I havent been able to find a picture of what I am using when top cropping yeast but it looks like this , though it has as a longer handle and is only concave, not cupped as in the picture but the hole pattern is right on.
I usually end up with a full container of foam that ends up being a very small layer on the bottom of the jar after sitting in the fridge.
Obviously I’m not expecting to pull slurry off the krausen.
I have a beer fermenting and looking at it, I decided to try and do little top croppping.
The beer is in a better bottle, at the store I found a little ladle with slots in the bottom that
will fit in BB. It’s made for scooping olives out of a jar.
I read somewhere that a White Labs vial contains 35 ml yeast. Which is 7 (edit)“teaspoons”
so that’s what I am going to try and scoop out. I am not pitching it directly into another batch.
I am trying to decide if should boil an old White Labs vial and put the yeast in that, topped
off with boiled cooled water, just put it in a ziploc bag, or put in the ziploc and and some boiled
cooled water. Any one have any thoughts in regard to which would be easiest?
Do you think boiling a vial and cap is a bad idea?
This looks like what I use to scoop yeast, although mine is better finished than this looks to be. It’s a US-made Ecko, which means it’s old. Everything seems to be made in China nowadays.
重庆大龙网科技集团有限公司 (I’ve tried to insert the image but without luck.)
My favorite ale yeast is WhiteLabs WLP022 Essex, which is a great top cropper. I have a paternal fondness for this since I brought it back from England (Ridley’s Brewery in Essex, now closed) and provided it to White Labs, but I’d like it anyway.
I generally harvest the yeast three or four days after pitching, when fermentation has slowed and the yeast head has collapsed into a thick layer about 1/2 inch thick. I scoop the yeast with the ladle and drain it, then drop it into a one quart wide-mouth mason jar that I’ve sanitized by boiling. I get more than enough to fill the jar from a ten gallon batch. I put a sanitized lid loosely on the jar and put it in the fridge with a saucer since it often overflows, and when it settles down, I generally nave more than half a jar of thick yeast (the consistence of soft-serve ice cream) with beer on top.
I can keep this for some weeks, but if it’s been more than three weeks or so, I generally make a starter.

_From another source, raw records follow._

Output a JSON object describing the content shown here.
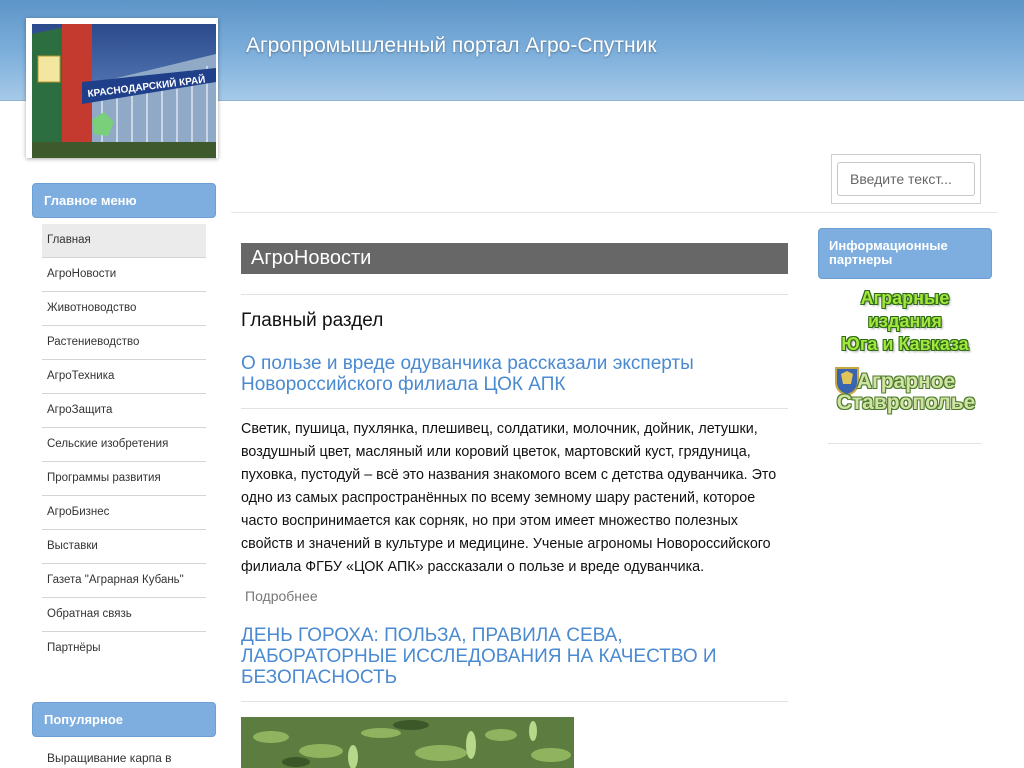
{
  "header": {
    "site_title": "Агропромышленный портал Агро-Спутник",
    "logo_text": "КРАСНОДАРСКИЙ КРАЙ"
  },
  "search": {
    "placeholder": "Введите текст..."
  },
  "main_menu": {
    "title": "Главное меню",
    "items": [
      {
        "label": "Главная",
        "active": true
      },
      {
        "label": "АгроНовости"
      },
      {
        "label": "Животноводство"
      },
      {
        "label": "Растениеводство"
      },
      {
        "label": "АгроТехника"
      },
      {
        "label": "АгроЗащита"
      },
      {
        "label": "Сельские изобретения"
      },
      {
        "label": "Программы развития"
      },
      {
        "label": "АгроБизнес"
      },
      {
        "label": "Выставки"
      },
      {
        "label": "Газета \"Аграрная Кубань\""
      },
      {
        "label": "Обратная связь"
      },
      {
        "label": "Партнёры"
      }
    ]
  },
  "popular": {
    "title": "Популярное",
    "items": [
      {
        "label": "Выращивание карпа в"
      }
    ]
  },
  "content": {
    "section_title": "АгроНовости",
    "main_heading": "Главный раздел",
    "articles": [
      {
        "title": "О пользе и вреде одуванчика рассказали эксперты Новороссийского филиала ЦОК АПК",
        "body": "Светик, пушица, пухлянка, плешивец, солдатики, молочник, дойник, летушки, воздушный цвет, масляный или коровий цветок, мартовский куст, грядуница, пуховка, пустодуй – всё это названия знакомого всем с детства одуванчика. Это одно из самых распространённых по всему земному шару растений, которое часто воспринимается как сорняк, но при этом имеет множество полезных свойств и значений в культуре и медицине. Ученые агрономы Новороссийского филиала ФГБУ «ЦОК АПК» рассказали о пользе и вреде одуванчика.",
        "more_label": "Подробнее"
      },
      {
        "title": "ДЕНЬ ГОРОХА: ПОЛЬЗА, ПРАВИЛА СЕВА, ЛАБОРАТОРНЫЕ ИССЛЕДОВАНИЯ НА КАЧЕСТВО И БЕЗОПАСНОСТЬ"
      }
    ]
  },
  "partners": {
    "title": "Информационные партнеры",
    "banner1_lines": [
      "Аграрные",
      "издания",
      "Юга и Кавказа"
    ],
    "banner2_lines": [
      "Аграрное",
      "Ставрополье"
    ]
  },
  "colors": {
    "accent": "#7eaee0",
    "link": "#4a8ad0",
    "section_bar": "#676767"
  }
}
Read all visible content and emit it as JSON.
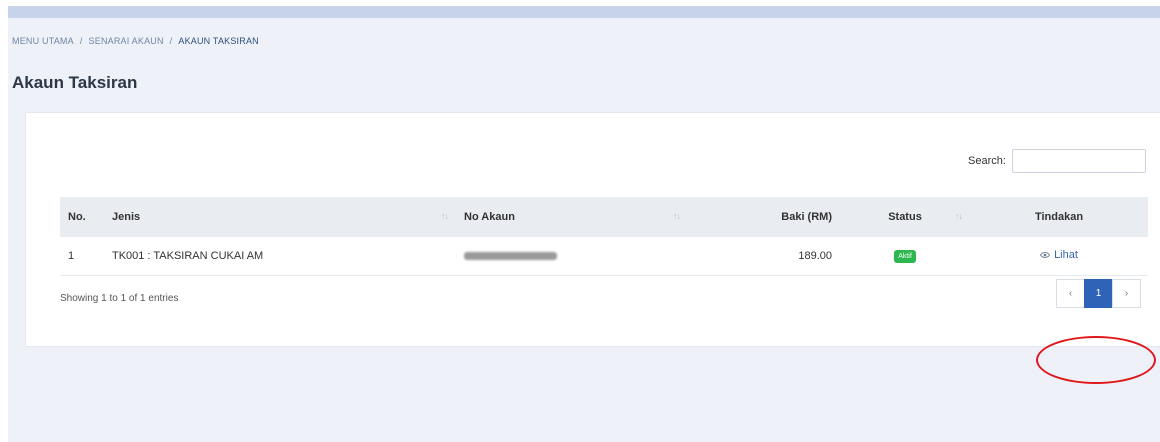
{
  "breadcrumb": {
    "items": [
      "MENU UTAMA",
      "SENARAI AKAUN",
      "AKAUN TAKSIRAN"
    ],
    "separator": "/"
  },
  "page": {
    "title": "Akaun Taksiran"
  },
  "search": {
    "label": "Search:",
    "value": ""
  },
  "table": {
    "headers": {
      "no": "No.",
      "jenis": "Jenis",
      "no_akaun": "No Akaun",
      "baki": "Baki (RM)",
      "status": "Status",
      "tindakan": "Tindakan"
    },
    "sort_icon": "↑↓",
    "rows": [
      {
        "no": "1",
        "jenis": "TK001 : TAKSIRAN CUKAI AM",
        "baki": "189.00",
        "status": "Aktif",
        "action": "Lihat"
      }
    ]
  },
  "info": "Showing 1 to 1 of 1 entries",
  "pagination": {
    "prev": "‹",
    "current": "1",
    "next": "›"
  },
  "colors": {
    "status_active": "#2cb84f",
    "link": "#3465b0",
    "highlight_circle": "#e0161b",
    "page_active": "#2f63b7"
  },
  "icons": {
    "action": "eye-icon"
  }
}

I find that using one tablespoon (15 ml) of this thick yeast per gallon of normal strength wort works well, double that for strong wort (>1.060).
Since this yeast is only available seasonally, I keep it going a year or more this way, although now that one of our local brewpubs (Grizzly Peak) has adopted this as its house yeast, I don’t have to worry about this.
Sometimes I pour off the beer and stir in cooled, boiled distilled or R.O. water. This is supposed to keep yeast better than beer.
I should mention that this is my procedure when I keg. The fermentation at this point is just ticking over, and if I do everything right, it finishes up in the keg and produces the proper carbonation.
I open-ferment in a cut-off old-style half barrel. Sometimes I put a lid on it; sometimes I don’t. I have a picture of an out-of-control fermentation of a RIS in this barrel at http://aabg.org/2007/06/05/the-yeast-that-ate-ann-arbor/
If I’m bottling, then I might let it go a little longer before racking to a carboy, where I’ll let it settle out and/or dry hop before bottling.